Almost a year and half after LGBTQ content creators on YouTube first lambasted the media site for de-monetizing their videos, the company quietly posted a written apology to Twitter on June 30. The media company had previously blamed the de-monetization of certain channels as being related to the videos containing what it called "restricted content," but the sorting of videos by YouTube inhibited LGBTQ content creators from making money by way of video advertising. YouTube apologized for the LGBTQ advertising controversy, and hopefully things will actually change — but I'm not optimistic.
The company apologized both for a series of anti-LGBTQ advertisements that aired recently on LGBTQ creators' channels, as well as for the sloppy rollout of its monetization selection process dating back a few years. The company said in a series of tweets,
It’s the last day of Pride Month and we wanted to reach out to the LGBTQ community ... we’ve also had issues where we let the LGBTQ community down — inappropriate ads and concerns about how we’re enforcing our monetization policy. We're sorry and we want to do better. We’ve taken action on the ads that violate our policies, and we are tightening our enforcement. And when we hear concerns about how we’re implementing our monetization policy, we take them seriously and make improvements if needed.
The two-pronged apology is meant to address two major controversies — ad monetization and anti-LGBTQ advertising. Back in March 2017, LGBTQ creators started noticing that their ability to make money from advertisements before their videos was hindered by what YouTube calls "restricted" videos. At the time, YouTube responded by saying that restricted mode was a feature intended to filter out mature content for certain viewers — therefore, advertising privileges were revoked from videos that YouTube deemed contained "mature" content.
LGBTQ creators argued that the content being blocked by YouTube wasn't "mature" at all — it was, simply, LGBTQ-related.
British YouTuber NeonFiona told the U.K.'s The Guardian newspaper at the time that videos of hers referencing having a girlfriend, or overtly mentioning her bisexuality, became restricted. Videos that didn't mention her partner's gender were allowed to be monetized, she claimed, adding that heterosexual sex was not deemed "mature" by YouTube's system.
YouTube's statement in March 2017 used phrases like "we regret any confusion this has caused" and "we appreciate your feedback," which some took to mean they weren't taking it seriously. Months went by, and LGBTQ creators continued experiencing de-monetization issues.
Then, the LGBTQ advertising controversy was bumped up a few notches when some LGBTQ creators in June started noticing anti-LGBTQ advertising on their channels. Again, YouTube delivered a lackluster apology, and essentially said, "well, if you don't want those kinds of ads, you have the opportunity to block them yourself," citing a feature that few knew about beforehand.
“We have policies against ads on YouTube that incite hatred or promote discrimination, and all ads that run on the platform have to comply with these policies," YouTube said in a statement to The Advocate in June. "Even when an ad does not violate our policies, we understand that creators may not want ads from certain advertisers appearing on their videos. That’s why we give creators the ability to block ads from an advertiser in their AdSense account. We also give creators the option to block certain categories of ads if they choose.”

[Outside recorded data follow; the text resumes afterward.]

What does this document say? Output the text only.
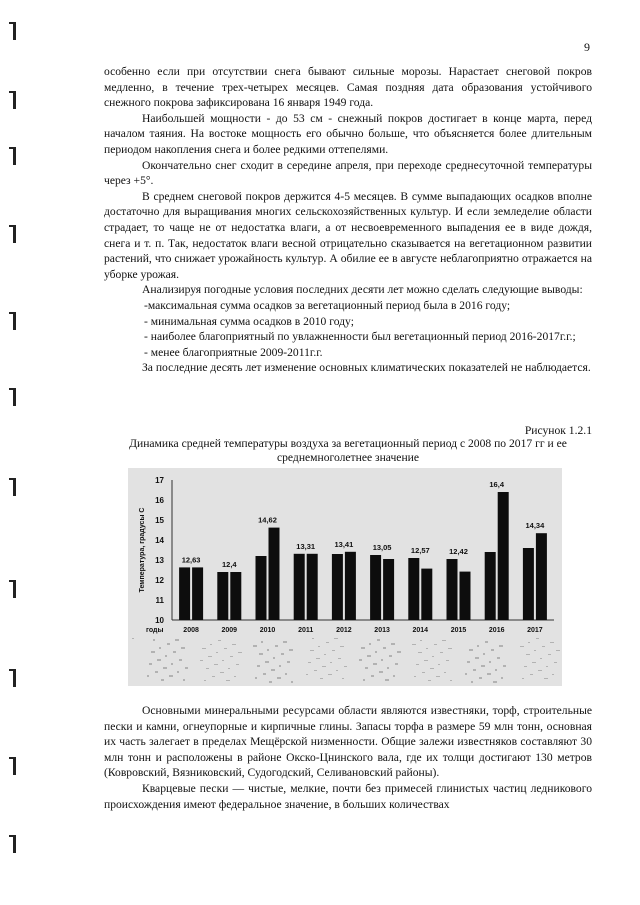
9

особенно если при отсутствии снега бывают сильные морозы. Нарастает снеговой покров медленно, в течение трех-четырех месяцев. Самая поздняя дата образования устойчивого снежного покрова зафиксирована 16 января 1949 года.

Наибольшей мощности - до 53 см - снежный покров достигает в конце марта, перед началом таяния. На востоке мощность его обычно больше, что объясняется более длительным периодом накопления снега и более редкими оттепелями.

Окончательно снег сходит в середине апреля, при переходе среднесуточной температуры через +5°.

В среднем снеговой покров держится 4-5 месяцев. В сумме выпадающих осадков вполне достаточно для выращивания многих сельскохозяйственных культур. И если земледелие области страдает, то чаще не от недостатка влаги, а от несвоевременного выпадения ее в виде дождя, снега и т. п. Так, недостаток влаги весной отрицательно сказывается на вегетационном развитии растений, что снижает урожайность культур. А обилие ее в августе неблагоприятно отражается на уборке урожая.

Анализируя погодные условия последних десяти лет можно сделать следующие выводы:

-максимальная сумма осадков за вегетационный период была в 2016 году;

- минимальная сумма осадков в 2010 году;

- наиболее благоприятный по увлажненности был вегетационный период 2016-2017г.г.;

- менее благоприятные 2009-2011г.г.

За последние десять лет изменение основных климатических показателей не наблюдается.

Рисунок 1.2.1
Динамика средней температуры воздуха за вегетационный период с 2008 по 2017 гг и ее среднемноголетнее значение
10
11
12
13
14
15
16
17
Температура, градусы С
годы
12,63
2008
12,4
2009
14,62
2010
13,31
2011
13,41
2012
13,05
2013
12,57
2014
12,42
2015
16,4
2016
14,34
2017

Основными минеральными ресурсами области являются известняки, торф, строительные пески и камни, огнеупорные и кирпичные глины. Запасы торфа в размере 59 млн тонн, основная их часть залегает в пределах Мещёрской низменности. Общие залежи известняков составляют 30 млн тонн и расположены в районе Окско-Цнинского вала, где их толщи достигают 130 метров (Ковровский, Вязниковский, Судогодский, Селивановский районы).

Кварцевые пески — чистые, мелкие, почти без примесей глинистых частиц ледникового происхождения имеют федеральное значение, в больших количествах
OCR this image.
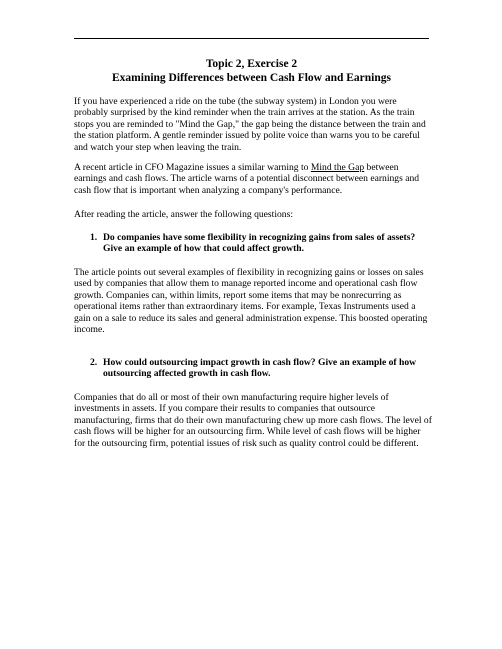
Topic 2, Exercise 2
Examining Differences between Cash Flow and Earnings
If you have experienced a ride on the tube (the subway system) in London you were probably surprised by the kind reminder when the train arrives at the station. As the train stops you are reminded to "Mind the Gap," the gap being the distance between the train and the station platform. A gentle reminder issued by polite voice than warns you to be careful and watch your step when leaving the train.
A recent article in CFO Magazine issues a similar warning to Mind the Gap between earnings and cash flows. The article warns of a potential disconnect between earnings and cash flow that is important when analyzing a company's performance.
After reading the article, answer the following questions:
1. Do companies have some flexibility in recognizing gains from sales of assets? Give an example of how that could affect growth.
The article points out several examples of flexibility in recognizing gains or losses on sales used by companies that allow them to manage reported income and operational cash flow growth. Companies can, within limits, report some items that may be nonrecurring as operational items rather than extraordinary items. For example, Texas Instruments used a gain on a sale to reduce its sales and general administration expense. This boosted operating income.
2. How could outsourcing impact growth in cash flow? Give an example of how outsourcing affected growth in cash flow.
Companies that do all or most of their own manufacturing require higher levels of investments in assets. If you compare their results to companies that outsource manufacturing, firms that do their own manufacturing chew up more cash flows. The level of cash flows will be higher for an outsourcing firm. While level of cash flows will be higher for the outsourcing firm, potential issues of risk such as quality control could be different.
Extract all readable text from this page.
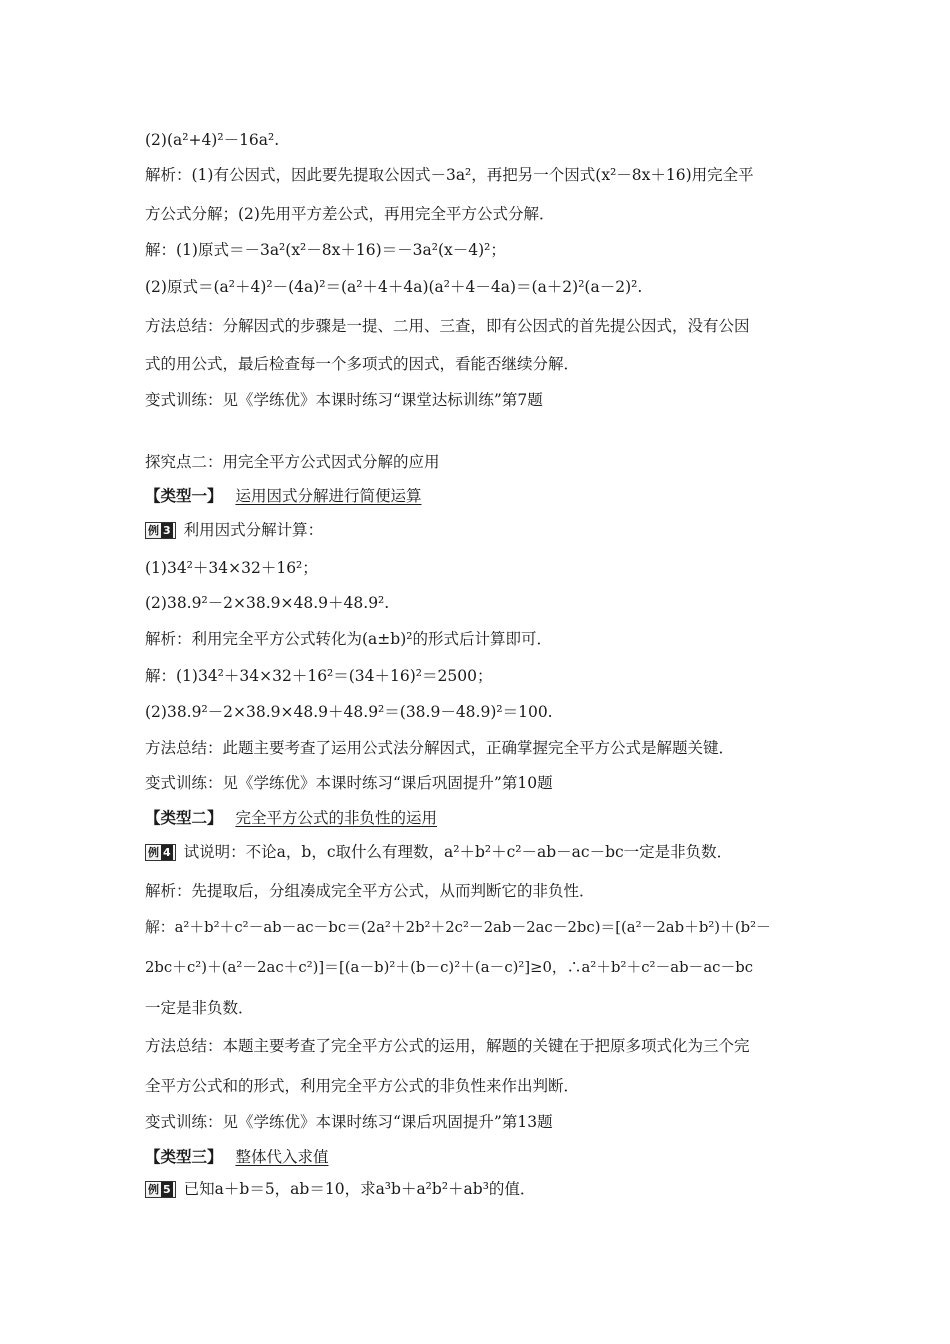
(2)(a²+4)²－16a².
解析：(1)有公因式，因此要先提取公因式－3a²，再把另一个因式(x²－8x＋16)用完全平
方公式分解；(2)先用平方差公式，再用完全平方公式分解．
解：(1)原式＝－3a²(x²－8x＋16)＝－3a²(x－4)²；
(2)原式＝(a²＋4)²－(4a)²＝(a²＋4＋4a)(a²＋4－4a)＝(a＋2)²(a－2)².
方法总结：分解因式的步骤是一提、二用、三查，即有公因式的首先提公因式，没有公因
式的用公式，最后检查每一个多项式的因式，看能否继续分解．
变式训练：见《学练优》本课时练习“课堂达标训练”第7题
探究点二：用完全平方公式因式分解的应用
【类型一】 运用因式分解进行简便运算
例 3 利用因式分解计算：
(1)34²＋34×32＋16²；
(2)38.9²－2×38.9×48.9＋48.9².
解析：利用完全平方公式转化为(a±b)²的形式后计算即可．
解：(1)34²＋34×32＋16²＝(34＋16)²＝2500；
(2)38.9²－2×38.9×48.9＋48.9²＝(38.9－48.9)²＝100.
方法总结：此题主要考查了运用公式法分解因式，正确掌握完全平方公式是解题关键．
变式训练：见《学练优》本课时练习“课后巩固提升”第10题
【类型二】 完全平方公式的非负性的运用
例 4 试说明：不论a，b，c取什么有理数，a²＋b²＋c²－ab－ac－bc一定是非负数．
解析：先提取后，分组凑成完全平方公式，从而判断它的非负性．
解：a²＋b²＋c²－ab－ac－bc＝(2a²＋2b²＋2c²－2ab－2ac－2bc)＝[(a²－2ab＋b²)＋(b²－
2bc＋c²)＋(a²－2ac＋c²)]＝[(a－b)²＋(b－c)²＋(a－c)²]≥0，∴a²＋b²＋c²－ab－ac－bc
一定是非负数．
方法总结：本题主要考查了完全平方公式的运用，解题的关键在于把原多项式化为三个完
全平方公式和的形式，利用完全平方公式的非负性来作出判断．
变式训练：见《学练优》本课时练习“课后巩固提升”第13题
【类型三】 整体代入求值
例 5 已知a＋b＝5，ab＝10，求a³b＋a²b²＋ab³的值．
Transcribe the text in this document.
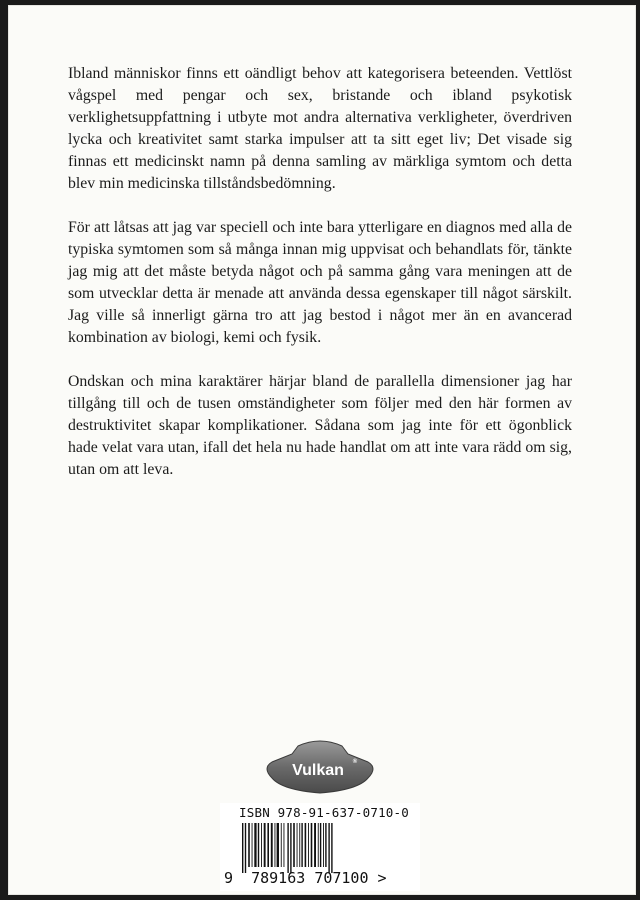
Ibland människor finns ett oändligt behov att kategorisera beteenden. Vettlöst vågspel med pengar och sex, bristande och ibland psykotisk verklighetsuppfattning i utbyte mot andra alternativa verkligheter, överdriven lycka och kreativitet samt starka impulser att ta sitt eget liv; Det visade sig finnas ett medicinskt namn på denna samling av märkliga symtom och detta blev min medicinska tillståndsbedömning.

För att låtsas att jag var speciell och inte bara ytterligare en diagnos med alla de typiska symtomen som så många innan mig uppvisat och behandlats för, tänkte jag mig att det måste betyda något och på samma gång vara meningen att de som utvecklar detta är menade att använda dessa egenskaper till något särskilt. Jag ville så innerligt gärna tro att jag bestod i något mer än en avancerad kombination av biologi, kemi och fysik.

Ondskan och mina karaktärer härjar bland de parallella dimensioner jag har tillgång till och de tusen omständigheter som följer med den här formen av destruktivitet skapar komplikationer. Sådana som jag inte för ett ögonblick hade velat vara utan, ifall det hela nu hade handlat om att inte vara rädd om sig, utan om att leva.

Vulkan ®
ISBN 978-91-637-0710-0
9 789163 707100 >
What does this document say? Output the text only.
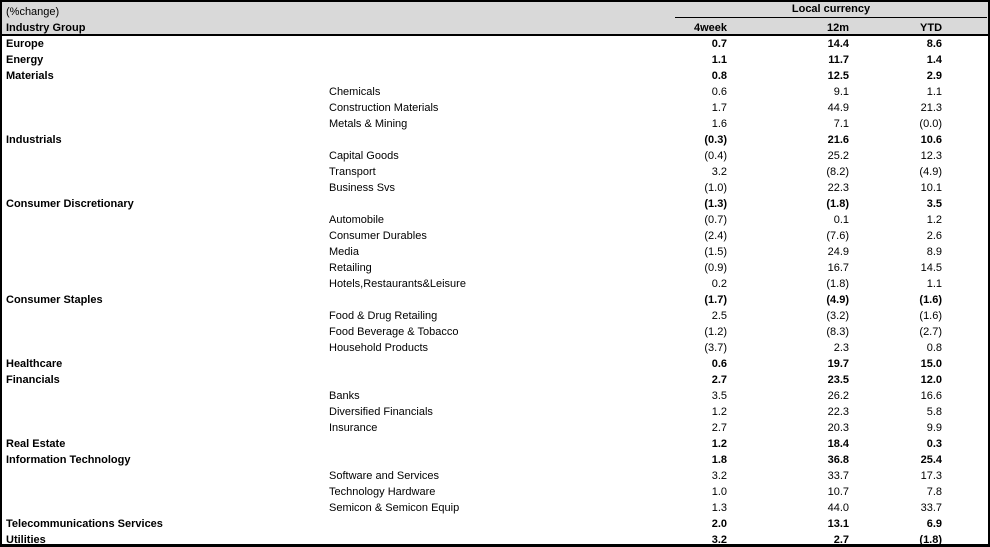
(%change)	Local currency		

Industry Group	4week	12m	YTD
Europe	0.7	14.4	8.6
Energy	1.1	11.7	1.4
Materials	0.8	12.5	2.9
Chemicals	0.6	9.1	1.1
Construction Materials	1.7	44.9	21.3
Metals & Mining	1.6	7.1	(0.0)
Industrials	(0.3)	21.6	10.6
Capital Goods	(0.4)	25.2	12.3
Transport	3.2	(8.2)	(4.9)
Business Svs	(1.0)	22.3	10.1
Consumer Discretionary	(1.3)	(1.8)	3.5
Automobile	(0.7)	0.1	1.2
Consumer Durables	(2.4)	(7.6)	2.6
Media	(1.5)	24.9	8.9
Retailing	(0.9)	16.7	14.5
Hotels,Restaurants&Leisure	0.2	(1.8)	1.1
Consumer Staples	(1.7)	(4.9)	(1.6)
Food & Drug Retailing	2.5	(3.2)	(1.6)
Food Beverage & Tobacco	(1.2)	(8.3)	(2.7)
Household Products	(3.7)	2.3	0.8
Healthcare	0.6	19.7	15.0
Financials	2.7	23.5	12.0
Banks	3.5	26.2	16.6
Diversified Financials	1.2	22.3	5.8
Insurance	2.7	20.3	9.9
Real Estate	1.2	18.4	0.3
Information Technology	1.8	36.8	25.4
Software and Services	3.2	33.7	17.3
Technology Hardware	1.0	10.7	7.8
Semicon & Semicon Equip	1.3	44.0	33.7
Telecommunications Services	2.0	13.1	6.9
Utilities	3.2	2.7	(1.8)
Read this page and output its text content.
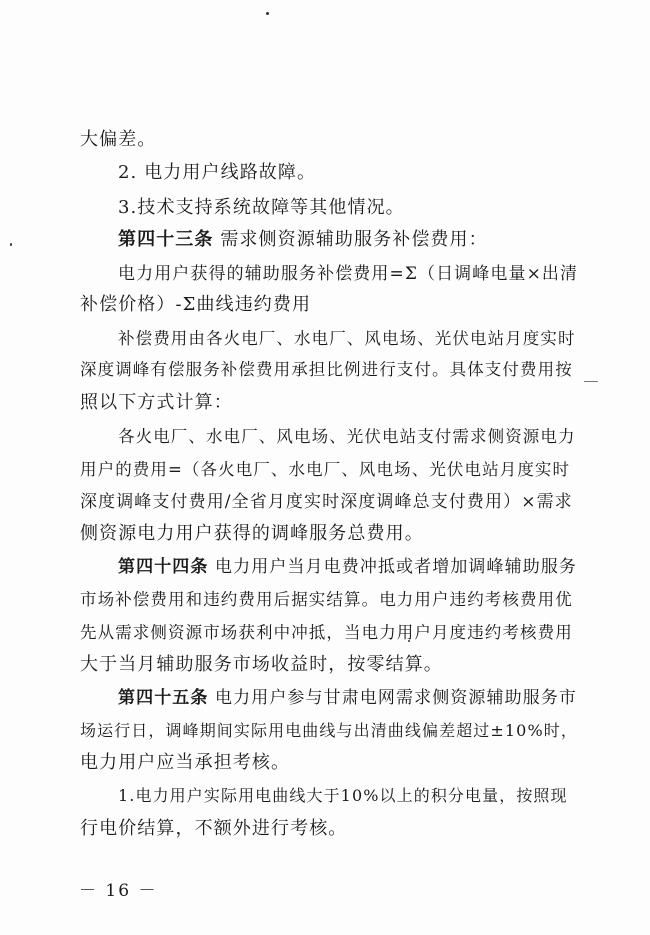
大偏差。
2. 电力用户线路故障。
3.技术支持系统故障等其他情况。
第四十三条 需求侧资源辅助服务补偿费用：
电力用户获得的辅助服务补偿费用=Σ（日调峰电量×出清
补偿价格）-Σ曲线违约费用
补偿费用由各火电厂、水电厂、风电场、光伏电站月度实时
深度调峰有偿服务补偿费用承担比例进行支付。具体支付费用按
照以下方式计算：
各火电厂、水电厂、风电场、光伏电站支付需求侧资源电力
用户的费用=（各火电厂、水电厂、风电场、光伏电站月度实时
深度调峰支付费用/全省月度实时深度调峰总支付费用）×需求
侧资源电力用户获得的调峰服务总费用。
第四十四条 电力用户当月电费冲抵或者增加调峰辅助服务
市场补偿费用和违约费用后据实结算。电力用户违约考核费用优
先从需求侧资源市场获利中冲抵，当电力用户月度违约考核费用
大于当月辅助服务市场收益时，按零结算。
第四十五条 电力用户参与甘肃电网需求侧资源辅助服务市
场运行日，调峰期间实际用电曲线与出清曲线偏差超过±10%时，
电力用户应当承担考核。
1.电力用户实际用电曲线大于10%以上的积分电量，按照现
行电价结算，不额外进行考核。
－ 16 －
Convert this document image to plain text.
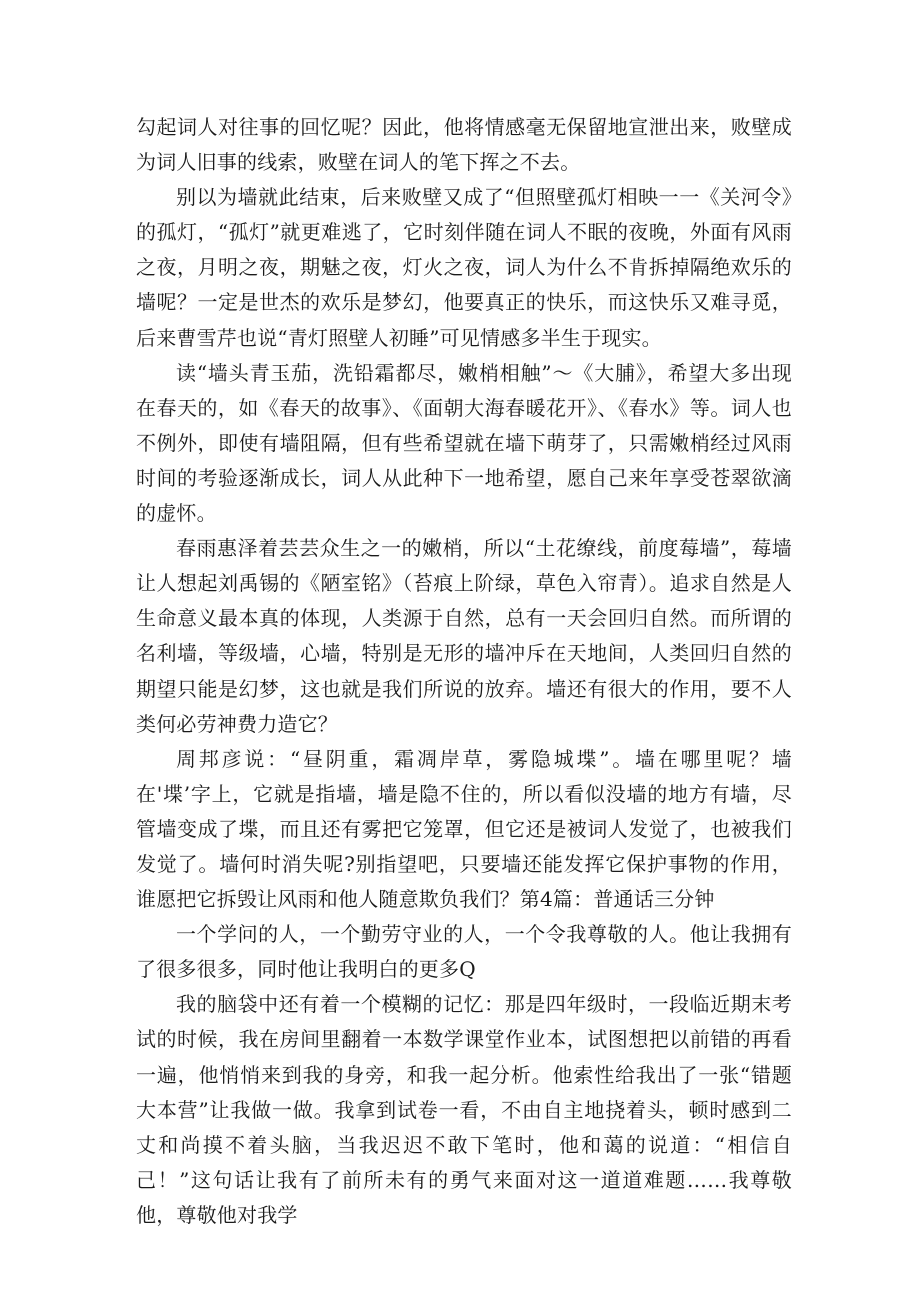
勾起词人对往事的回忆呢？因此，他将情感毫无保留地宣泄出来，败壁成为词人旧事的线索，败壁在词人的笔下挥之不去。

别以为墙就此结束，后来败壁又成了“但照壁孤灯相映一一《关河令》的孤灯，“孤灯”就更难逃了，它时刻伴随在词人不眠的夜晚，外面有风雨之夜，月明之夜，期魅之夜，灯火之夜，词人为什么不肯拆掉隔绝欢乐的墙呢？一定是世杰的欢乐是梦幻，他要真正的快乐，而这快乐又难寻觅，后来曹雪芹也说“青灯照壁人初睡”可见情感多半生于现实。

读“墙头青玉茄，洗铅霜都尽，嫩梢相触”～《大脯》，希望大多出现在春天的，如《春天的故事》、《面朝大海春暖花开》、《春水》等。词人也不例外，即使有墙阻隔，但有些希望就在墙下萌芽了，只需嫩梢经过风雨时间的考验逐渐成长，词人从此种下一地希望，愿自己来年享受苍翠欲滴的虚怀。

春雨惠泽着芸芸众生之一的嫩梢，所以“土花缭线，前度莓墙”，莓墙让人想起刘禹锡的《陋室铭》（苔痕上阶绿，草色入帘青）。追求自然是人生命意义最本真的体现，人类源于自然，总有一天会回归自然。而所谓的名利墙，等级墙，心墙，特别是无形的墙冲斥在天地间，人类回归自然的期望只能是幻梦，这也就是我们所说的放弃。墙还有很大的作用，要不人类何必劳神费力造它？

周邦彦说：“昼阴重，霜凋岸草，雾隐城堞”。墙在哪里呢？墙在'堞’字上，它就是指墙，墙是隐不住的，所以看似没墙的地方有墙，尽管墙变成了堞，而且还有雾把它笼罩，但它还是被词人发觉了，也被我们发觉了。墙何时消失呢?别指望吧，只要墙还能发挥它保护事物的作用，谁愿把它拆毁让风雨和他人随意欺负我们？第4篇：普通话三分钟

一个学问的人，一个勤劳守业的人，一个令我尊敬的人。他让我拥有了很多很多，同时他让我明白的更多Q

我的脑袋中还有着一个模糊的记忆：那是四年级时，一段临近期末考试的时候，我在房间里翻着一本数学课堂作业本，试图想把以前错的再看一遍，他悄悄来到我的身旁，和我一起分析。他索性给我出了一张“错题大本营”让我做一做。我拿到试卷一看，不由自主地挠着头，顿时感到二丈和尚摸不着头脑，当我迟迟不敢下笔时，他和蔼的说道：“相信自己！”这句话让我有了前所未有的勇气来面对这一道道难题……我尊敬他，尊敬他对我学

You might be thinking, well, is it that big of a deal, really? Can't content creators just file a complaint with YouTube and prove their video isn't containing mature content? For LGBTQ YouTubers who are pumping out content weekly, or even daily, it can be extremely labor intensive to make sure all their videos are being labeled properly. When it's your livelihood, you depend on that revenue.
Even aside from the financial component, LGBTQ YouTube is a very special place that has blanketed sexual minorities with comfort and companionship. And for trans youth, it can be a provider of reliable and life-affirming information.
Gigi Lazzarato, a trans YouTube star who is featured in a documentary about her transition, noticed that some of her videos were swept up in the restricted mode controversy. In March 2017, she told Niraj Chokshi at The New York Times, that her content can be educational for children struggling with their identity. “That video might be the ultimate tipping point for them in their transition,” she said.
For many, YouTube's acknowledgement on the final day of Pride month was yet another in a series of disappointing apologies to the LGBTQ community. "It's so easy telling a community how important their work is without actually doing anything further," YouTuber Chris Lam tweeted.
Hopefully, YouTube does take action, and it won't take more years to tweak the policy and get things in working order for LGBTQ content makers. YouTube needs LGBTQ creators, but more importantly, there's an entire audience of LGBTQ youth out there who rely on the folks in front of the camera who are brave enough to bare it all so that others can feel less alone.